I’m not denying that there are some people who have been diagnosed with a “personality disorder” that are abusive, and that the intersection of those traits with how they enacted abuse can make the exercise of learning more about it feel empowering for some survivors.
But I would ask that we be mindful of what we do with that information, and be honest with ourselves about the function and the limits of this mental exercise, especially when zooming out and considering how many people are abusive who don’t have these so-called “traits.”
We can end up staying stuck in analyzing The Other, thinking that we’re validating the parts of ourselves that were harmed, only to realize much later we were abandoning ourselves by centering the abuser’s experience — which we can never actually know — instead of affirming our truth without needing an external authority to do so.
It can feel really good to look at the folks who harmed us — who convinced us for so long that there was something inherently bad and horrible about us — and label them as The Bad One, with the backing of a medical system that would surely label them the same.
But considering the long history of borderline in particular being leveraged to dismiss “difficult” patients (especially women) and linked to oppressive ideas about marginalized people, we should all be wary of weaponizing labels that only derive their inherent power to shame others from replicating hierarchies.

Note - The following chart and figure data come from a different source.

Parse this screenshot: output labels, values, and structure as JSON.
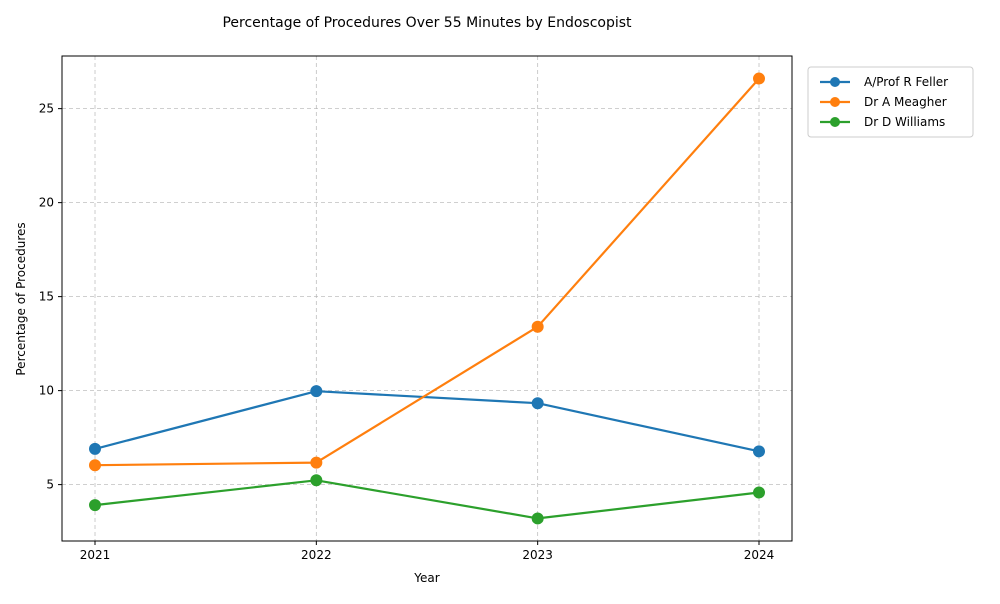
{
  "chart_data": {
    "type": "line",
    "title": "Percentage of Procedures Over 55 Minutes by Endoscopist",
    "xlabel": "Year",
    "ylabel": "Percentage of Procedures",
    "x": [
      "2021",
      "2022",
      "2023",
      "2024"
    ],
    "ylim": [
      2.0,
      27.8
    ],
    "yticks": [
      5,
      10,
      15,
      20,
      25
    ],
    "grid": true,
    "legend_position": "outside-top-right",
    "series": [
      {
        "name": "A/Prof R Feller",
        "color": "#1f77b4",
        "values": [
          6.9,
          9.97,
          9.33,
          6.77
        ]
      },
      {
        "name": "Dr A Meagher",
        "color": "#ff7f0e",
        "values": [
          6.03,
          6.17,
          13.4,
          26.6
        ]
      },
      {
        "name": "Dr D Williams",
        "color": "#2ca02c",
        "values": [
          3.91,
          5.23,
          3.2,
          4.58
        ]
      }
    ]
  }
}
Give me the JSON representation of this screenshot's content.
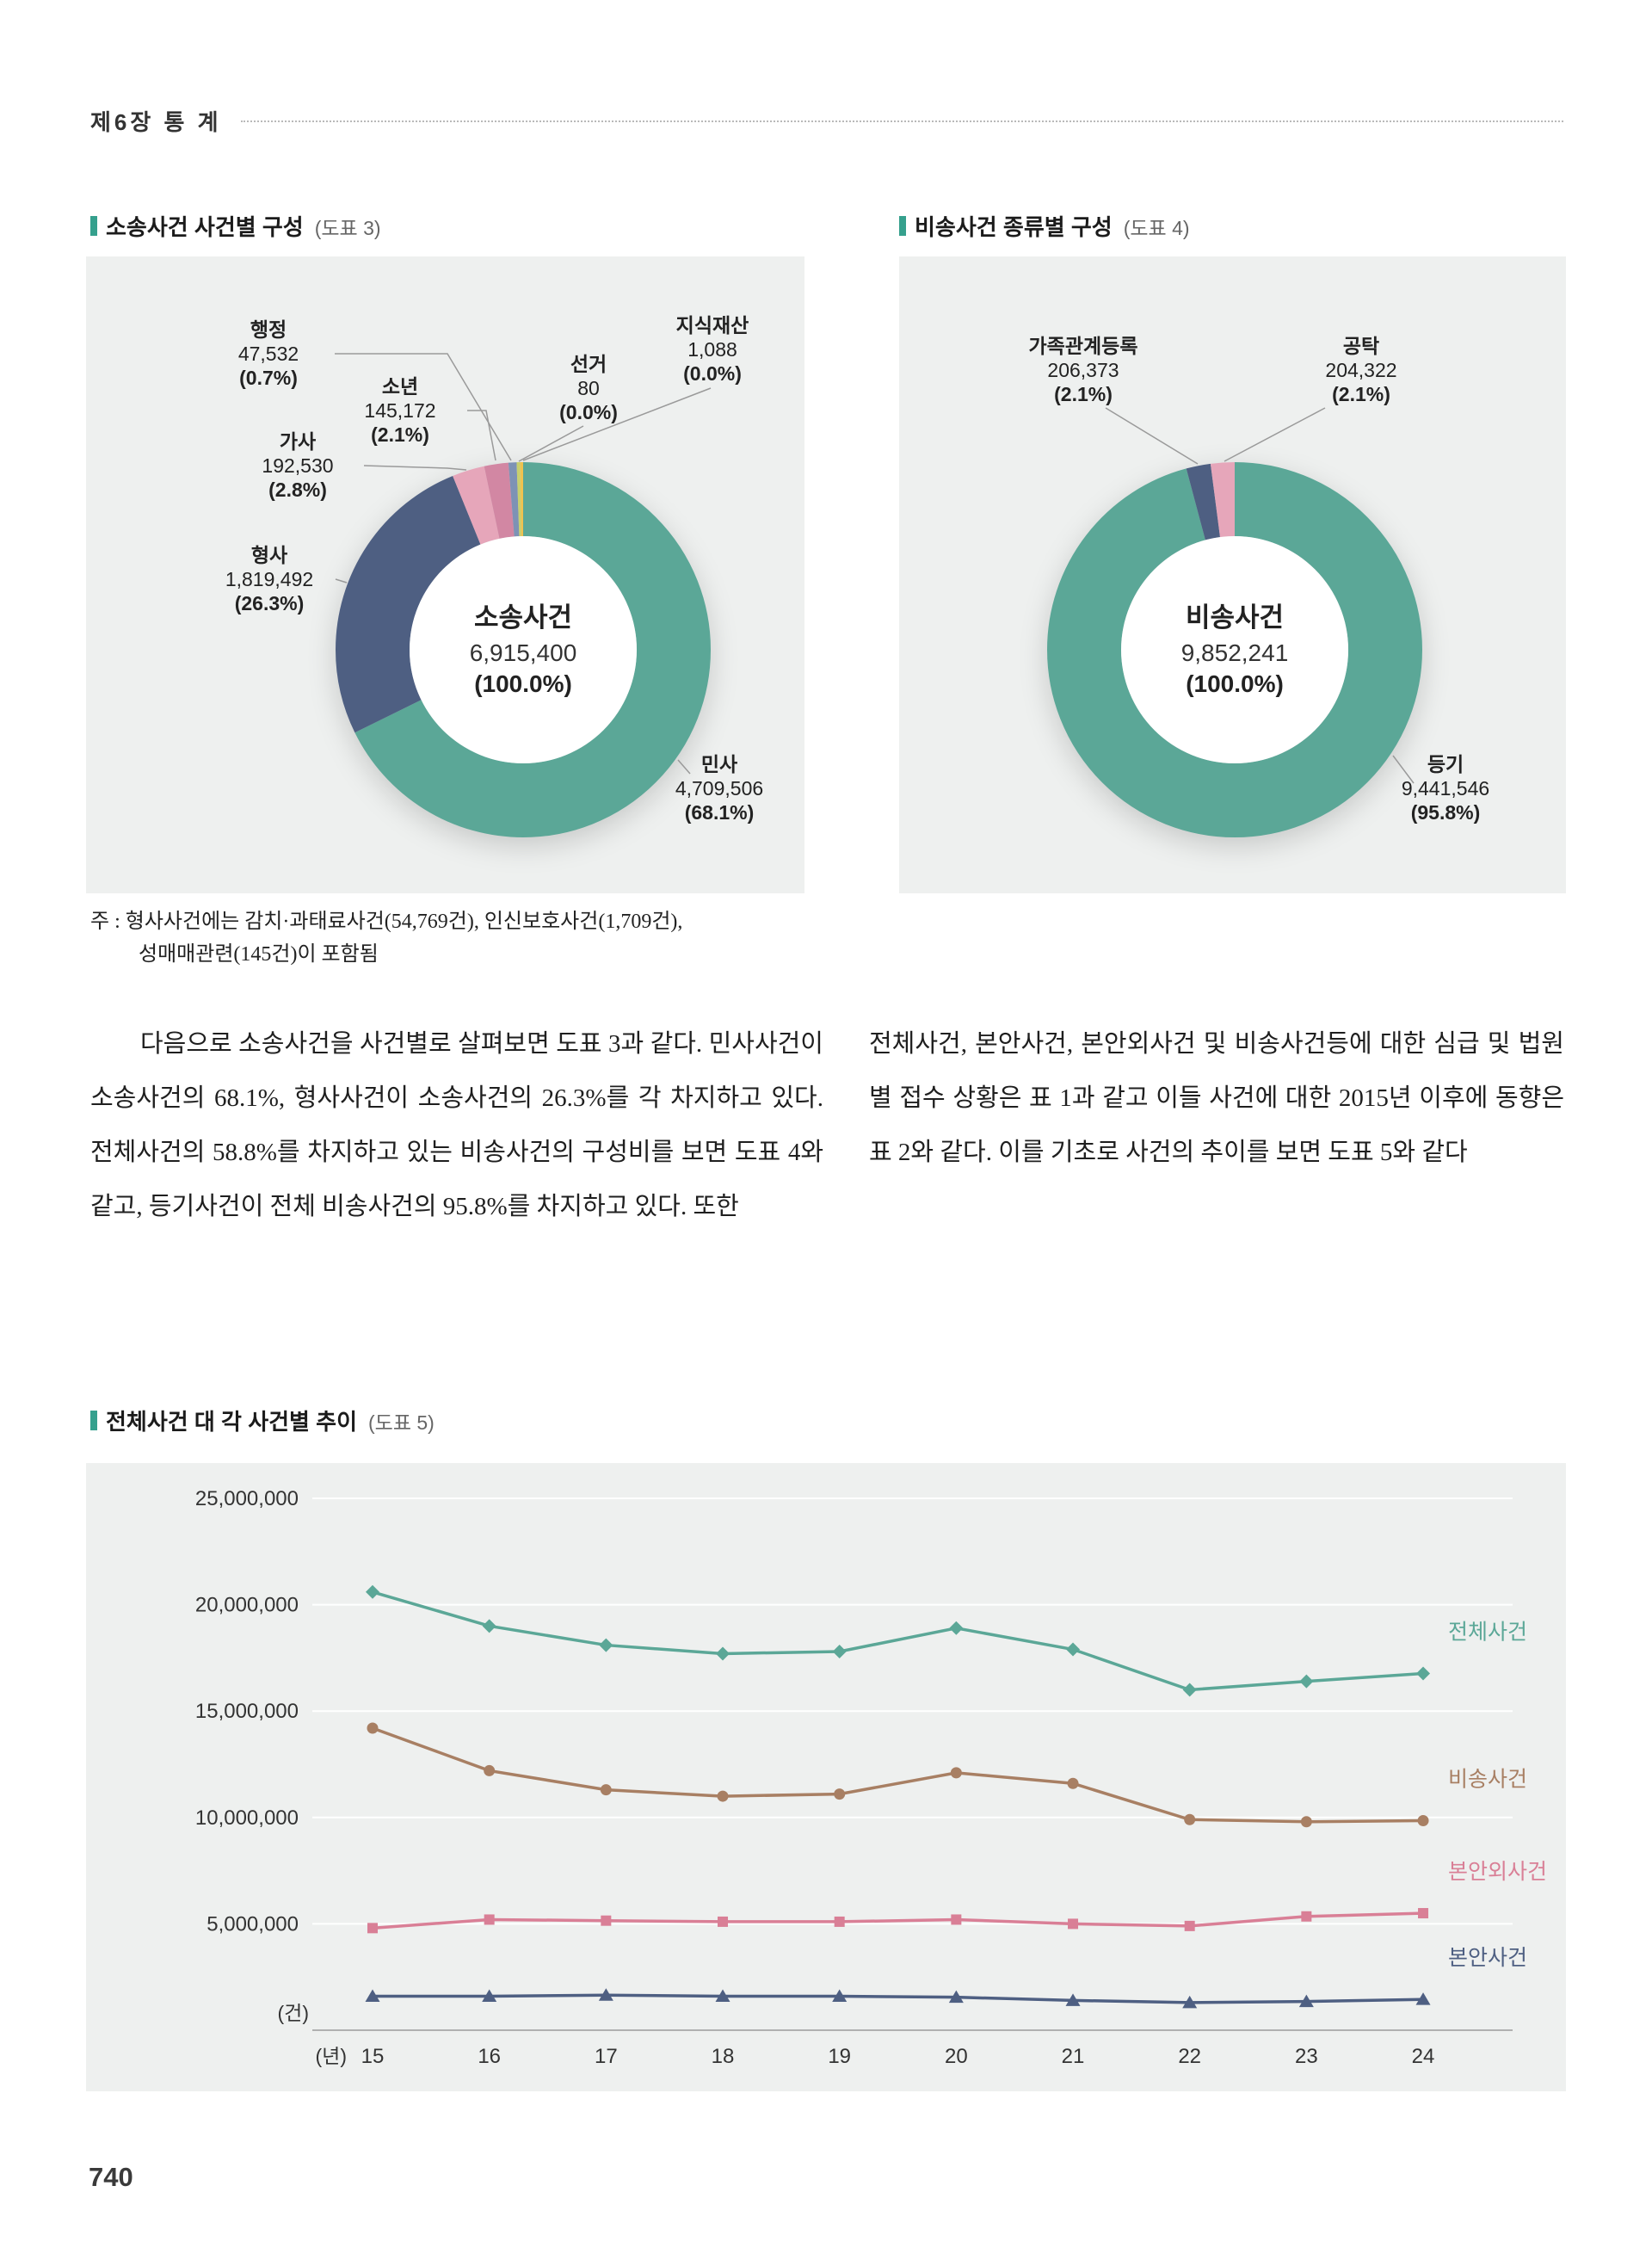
{
  "page": {
    "chapter": "제6장 통 계",
    "page_number": "740"
  },
  "theme": {
    "accent": "#35a08d",
    "panel_bg": "#eef0ef",
    "leader_line": "#9a9a9a"
  },
  "sections": {
    "chart3": {
      "title": "소송사건 사건별 구성",
      "tag": "(도표 3)"
    },
    "chart4": {
      "title": "비송사건 종류별 구성",
      "tag": "(도표 4)"
    },
    "chart5": {
      "title": "전체사건 대 각 사건별 추이",
      "tag": "(도표 5)"
    }
  },
  "note": {
    "line1": "주 : 형사사건에는 감치·과태료사건(54,769건), 인신보호사건(1,709건),",
    "line2": "성매매관련(145건)이 포함됨"
  },
  "body": {
    "left_paragraph": "다음으로 소송사건을 사건별로 살펴보면 도표 3과 같다. 민사사건이 소송사건의 68.1%, 형사사건이 소송사건의 26.3%를 각 차지하고 있다. 전체사건의 58.8%를 차지하고 있는 비송사건의 구성비를 보면 도표 4와 같고, 등기사건이 전체 비송사건의 95.8%를 차지하고 있다. 또한",
    "right_paragraph": "전체사건, 본안사건, 본안외사건 및 비송사건등에 대한 심급 및 법원별 접수 상황은 표 1과 같고 이들 사건에 대한 2015년 이후에 동향은 표 2와 같다. 이를 기초로 사건의 추이를 보면 도표 5와 같다"
  },
  "chart_data": [
    {
      "type": "pie",
      "variant": "donut",
      "title": "소송사건 사건별 구성",
      "center": {
        "label": "소송사건",
        "total": "6,915,400",
        "pct": "(100.0%)"
      },
      "slices": [
        {
          "label": "민사",
          "value": "4,709,506",
          "pct": "(68.1%)",
          "share": 68.1,
          "color": "#5ba797"
        },
        {
          "label": "형사",
          "value": "1,819,492",
          "pct": "(26.3%)",
          "share": 26.3,
          "color": "#4e5f82"
        },
        {
          "label": "가사",
          "value": "192,530",
          "pct": "(2.8%)",
          "share": 2.8,
          "color": "#e6a6ba"
        },
        {
          "label": "소년",
          "value": "145,172",
          "pct": "(2.1%)",
          "share": 2.1,
          "color": "#d287a3"
        },
        {
          "label": "행정",
          "value": "47,532",
          "pct": "(0.7%)",
          "share": 0.7,
          "color": "#7d92b5"
        },
        {
          "label": "선거",
          "value": "80",
          "pct": "(0.0%)",
          "share": 0.0,
          "color": "#c7cf6d"
        },
        {
          "label": "지식재산",
          "value": "1,088",
          "pct": "(0.0%)",
          "share": 0.0,
          "color": "#f0c24f"
        }
      ]
    },
    {
      "type": "pie",
      "variant": "donut",
      "title": "비송사건 종류별 구성",
      "center": {
        "label": "비송사건",
        "total": "9,852,241",
        "pct": "(100.0%)"
      },
      "slices": [
        {
          "label": "등기",
          "value": "9,441,546",
          "pct": "(95.8%)",
          "share": 95.8,
          "color": "#5ba797"
        },
        {
          "label": "가족관계등록",
          "value": "206,373",
          "pct": "(2.1%)",
          "share": 2.1,
          "color": "#4e5f82"
        },
        {
          "label": "공탁",
          "value": "204,322",
          "pct": "(2.1%)",
          "share": 2.1,
          "color": "#e6a6ba"
        }
      ]
    },
    {
      "type": "line",
      "title": "전체사건 대 각 사건별 추이",
      "y_unit": "(건)",
      "x_unit": "(년)",
      "x": [
        "15",
        "16",
        "17",
        "18",
        "19",
        "20",
        "21",
        "22",
        "23",
        "24"
      ],
      "y_ticks": [
        "25,000,000",
        "20,000,000",
        "15,000,000",
        "10,000,000",
        "5,000,000"
      ],
      "ylim": [
        0,
        25000000
      ],
      "grid": true,
      "legend_position": "right-of-lines",
      "series": [
        {
          "name": "전체사건",
          "color": "#5ba797",
          "marker": "diamond",
          "values": [
            20600000,
            19000000,
            18100000,
            17700000,
            17800000,
            18900000,
            17900000,
            16000000,
            16400000,
            16770000
          ]
        },
        {
          "name": "비송사건",
          "color": "#a87f63",
          "marker": "circle",
          "values": [
            14200000,
            12200000,
            11300000,
            11000000,
            11100000,
            12100000,
            11600000,
            9900000,
            9800000,
            9850000
          ]
        },
        {
          "name": "본안외사건",
          "color": "#d97f96",
          "marker": "square",
          "values": [
            4800000,
            5200000,
            5150000,
            5100000,
            5100000,
            5200000,
            5000000,
            4900000,
            5350000,
            5500000
          ]
        },
        {
          "name": "본안사건",
          "color": "#4e5f82",
          "marker": "triangle",
          "values": [
            1600000,
            1600000,
            1650000,
            1600000,
            1600000,
            1550000,
            1400000,
            1300000,
            1350000,
            1450000
          ]
        }
      ]
    }
  ]
}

We already have words for things like emotional abuse and coercive control. At some point, we need to get honest about the real function of words like “narcissistic abuse” and even the very concept of a “personality disorder.”
I say this as someone who used these words in exactly that way.
But years later, I can promise you, it feels infinitely better to let go of what I can’t know about the people who harmed me — and with that, to let go of the need to scapegoat an entire group of people already facing stigma, just to shame two people who may not be capable of accessing that shame, now or ever.
Maybe because I thought that their feeling bad would finally validate my pain — but even if I could “make” them feel bad, the dilemma is right there in the statement: I’m seeking their validation.
And that’s part of what I need to heal from.
So instead, I now tell my inner child every chance I get that what they experienced, what they felt, and how they suffered was all very real and very undeserved. And that, no matter what the adults around him may say, he has nothing to prove and nothing he must do to validate that pain.
The best “retaliation” for me as a survivor has been building a joyful and liberated life, and importantly, one of integrity, too, to ensure that I don’t become the next person to take my pain and thrust it upon someone else in the form of shame.
If we want to help survivors collectively — instead of just soothing the survivor within ourselves — at some point we have to reckon with whether or not our belief systems that we forge through and after abuse are actually setting us free, or merely placing us above someone else.
At some point, we have to realize that the same hierarchy that we leverage to shame our abusers is the one that sealed our fate all those years ago — ensuring no one intervened, no one believed us, and no one could offer us refuge, because the system cares more about punishing those who step out of line than protecting those who need it.
I believe that survivors will change the world, including survivors who have been diagnosed with personality disorders. But only if we have the courage to grieve, and the courage to refuse to replicate the shame we so unfairly inherited.